ユアンというニンジン(大好物)を鼻づらにぶら下げられて、それを食べたくて必死で走っている。

そうして、フォーカス100まで辿り着くことができたのでしたが、結局人参は食べられず。


火事場の馬鹿力は出るけど、周りが見えていない、そんな人間だと、思えてきてたので、ユアンさんの事を人参に例えていたのでした。



(彼に恋焦がれて、文字通り身を焦がしてフォーカスエリアを突破していったけど。


 …そういえば、どうしてフォーカス100だったんだろう。


 単純にミカエル邸がフォーカス100にあったから、という事も考えられるが。


 それこそ、フォーカス60とか、70で十分だったんじゃないか?


 あの波動では、人間が知覚する上で、60以上と100では、そう意味ないだろうし。


 なんだろう、どうしても何者かに嵌められた感がぬぐえないな…。


 ん…。考えがまとまらない。


 それに、しんどくなってきた。やっぱり本調子じゃないな。


 そういえば、コイツ、いったいいくつなんだ?


 私が子供の頃で4~5歳年上って感じだったのに。


 なんで、今、私より若くてかわいいんだ。


 ちぇっ。

 でもまぁ、せっかく、ユアンさんがお酒を楽しんでいるんだ。


 せめて、ゆっくり飲み終わるまでは待ってないと。


 それと、できれば、あかりの居酒屋とか、シンコポにちょっと寄りたいんだけどな…。)



そんな事を考えていたら、ユアンさんが傾けたグラスに口をつけながら、こちらを振り返っています。


彼の黒曜石の様な漆黒の瞳が下からの白い光に照らされて、鋭くキラリと光って見えます。


彼のこちらを見る眼差しにドキッとして、今考えていたことがバレてしまったのかと内心肝を冷やして苦笑いを返していると。

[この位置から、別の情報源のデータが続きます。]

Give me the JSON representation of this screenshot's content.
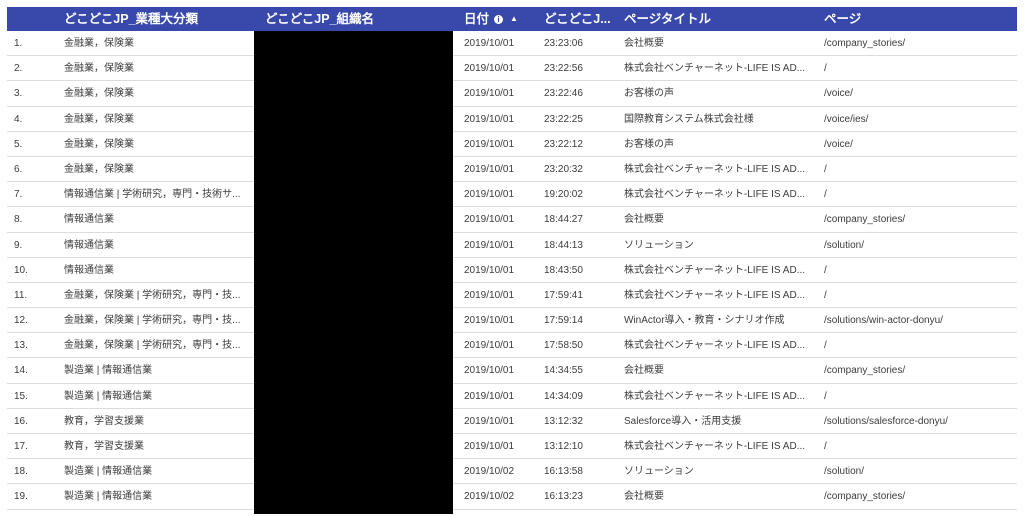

彼はそのまま、一気にグイッと杯をあけて、カウンターに空のグラスを叩きつけるようにして、席を立ちます。



ユ「やっぱり、連れて帰る。」


私「え。」


(具合が悪いのが、バレた?ガラスのピラミッドへ戻るの?)



ユアンさんは私を抱きかかえるように背中に両腕を回して、そのまま意識体を瞬間移動させました。